Let x be the number of years and y the total cost of owning Model A or, B.
i. The insurance cost for model A is $ 200x and the cost of gas is $ 3x*40000/20 = $ 6000x. Hence the total cost of owning Model A for x years is $ 17000+$ 200x+$ 6000x = $ ( 6200x+17000).
ii. The insurance cost for model A is $400x and the cost of gas is $ 3x*40000/35=$ 3428.57x (on rounding off to 2 decimal places). Hence the total cost of owning Model B for x years is $ 25000 + $ 400x+$ 3428.57x = $( 25000+ 3828.57x).
iii. The total cost of owning Model A for 5 years is $ ( 6200*5+17000) = $ 48000.
iv. The total cost of owning Model B for 5 years is $( 25000+ 5* 3828.57) = $ 44142.86 (on rounding off t0 the nearest cent).
v. The total cost of owning Model A for 4 years is $ ( 6200*4+17000) = $ 41800 and the total cost of owning Model B for 4 years is $( 25000+ 4* 3828.57) = $ 40314.29(on rounding off t0 the nearest cent). Hence if we plan to keep the car for four years, then model B is cheaper.
vi. If the total cost to keep the two cars is the same, then 6200x+17000 = 25000+ 3828.57x or, (6200- 3828.57)x = 8000 or, 2371.43x = 8000 so that x = 8000/2371.43 = 3.37(on rounding off to 2 decimal places). Hence, the total cost to keep the two cars will be the same if we keep the car for 3.37 years.

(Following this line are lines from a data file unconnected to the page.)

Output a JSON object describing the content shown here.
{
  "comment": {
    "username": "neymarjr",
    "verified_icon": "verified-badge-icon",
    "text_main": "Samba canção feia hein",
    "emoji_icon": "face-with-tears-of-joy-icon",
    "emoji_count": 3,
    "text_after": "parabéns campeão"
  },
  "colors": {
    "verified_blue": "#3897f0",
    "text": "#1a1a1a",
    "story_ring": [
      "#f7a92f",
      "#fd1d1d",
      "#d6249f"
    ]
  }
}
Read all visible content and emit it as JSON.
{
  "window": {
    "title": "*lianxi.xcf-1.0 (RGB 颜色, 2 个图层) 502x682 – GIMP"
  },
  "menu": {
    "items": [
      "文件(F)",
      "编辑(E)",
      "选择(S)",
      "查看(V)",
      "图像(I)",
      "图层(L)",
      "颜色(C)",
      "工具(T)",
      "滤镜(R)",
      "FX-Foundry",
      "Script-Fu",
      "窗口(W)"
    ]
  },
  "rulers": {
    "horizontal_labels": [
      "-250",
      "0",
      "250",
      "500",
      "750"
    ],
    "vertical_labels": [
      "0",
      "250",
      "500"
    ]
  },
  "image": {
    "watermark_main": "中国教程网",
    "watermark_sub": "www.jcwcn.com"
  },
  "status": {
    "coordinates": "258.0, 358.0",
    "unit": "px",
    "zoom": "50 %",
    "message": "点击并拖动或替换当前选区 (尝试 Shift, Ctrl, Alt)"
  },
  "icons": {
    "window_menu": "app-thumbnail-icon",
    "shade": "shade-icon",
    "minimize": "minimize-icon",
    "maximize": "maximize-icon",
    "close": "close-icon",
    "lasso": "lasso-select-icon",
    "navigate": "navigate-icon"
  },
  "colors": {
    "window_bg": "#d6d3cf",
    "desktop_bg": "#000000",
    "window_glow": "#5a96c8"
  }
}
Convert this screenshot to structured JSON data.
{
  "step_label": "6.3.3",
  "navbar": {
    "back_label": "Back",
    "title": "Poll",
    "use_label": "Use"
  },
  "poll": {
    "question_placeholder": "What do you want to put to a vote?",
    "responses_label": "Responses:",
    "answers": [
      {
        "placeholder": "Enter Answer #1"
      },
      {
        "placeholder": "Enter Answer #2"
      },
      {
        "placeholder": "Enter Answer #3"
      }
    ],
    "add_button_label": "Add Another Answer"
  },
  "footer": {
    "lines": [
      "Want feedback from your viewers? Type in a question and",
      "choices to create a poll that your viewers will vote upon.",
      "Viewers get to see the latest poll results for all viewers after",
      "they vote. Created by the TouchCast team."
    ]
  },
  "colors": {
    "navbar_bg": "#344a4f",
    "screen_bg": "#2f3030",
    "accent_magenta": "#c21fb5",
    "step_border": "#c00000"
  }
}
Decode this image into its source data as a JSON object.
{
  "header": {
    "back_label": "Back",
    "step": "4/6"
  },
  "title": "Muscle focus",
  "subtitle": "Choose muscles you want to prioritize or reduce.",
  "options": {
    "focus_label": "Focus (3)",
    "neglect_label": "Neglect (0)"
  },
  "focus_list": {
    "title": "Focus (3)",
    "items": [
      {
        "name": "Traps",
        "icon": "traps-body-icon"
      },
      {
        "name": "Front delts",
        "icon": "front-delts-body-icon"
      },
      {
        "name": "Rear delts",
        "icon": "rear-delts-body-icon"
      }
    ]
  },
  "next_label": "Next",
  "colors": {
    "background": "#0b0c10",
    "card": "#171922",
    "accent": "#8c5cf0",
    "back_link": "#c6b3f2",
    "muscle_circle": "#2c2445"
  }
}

vii. The number of months where neither car holds a cost of ownership advantage is 3.37*12 = 40.44.
viii. If the cost of gas doubles to $ 6 per gallon , then the total cost of owning Model A for x years is $ 17000+$ 200x+ 2*$ 6000x = $ (12200x+17000) and the total cost of owning Model B for x years is $ 25000 + $ 400x+ 2 *$ 3428.57x = $ (7657.14x+25000). Thus, the total cost to keep the two cars will be the same if 12200x+17000 = 7657.14x+25000 or, 4542.86 x = 8000 or, x = 8000/4542.86 = 1.76 (on rounding off to 2 decimal places). Thus, if we keep the cars for 1.76 years, then the total cost of both the cars will be same and if we keep the car for more than 1.76 years, then model B will be cheaper, otherwise model A will be cheaper.
ix. If we sell neither car for 40% of its value after x years, then the net cost of owning Model A for x years is $ 0.60 *17000+$ 200x+$ 6000x = $ ( 6200x+10200) and the net cost of owning Model B for x years is $( 3828.57x + 0.6*25000) = $ (3828.57x + 15000).
The net cost of keeping model, A or, model B will be same if 6200x+10200= 3828.57x + 15000 or, 2371.43x = 4800 or, x = 4800/2371.43 = 2.02 (on rounding off to 2 decimal places).
Hence if we sell the car after 2.02 years, then the net cost of keeping model A or, model B will be same. If we sell the car after more than 2.02 years, then model B will be cheaper, otherwise model A will be cheaper.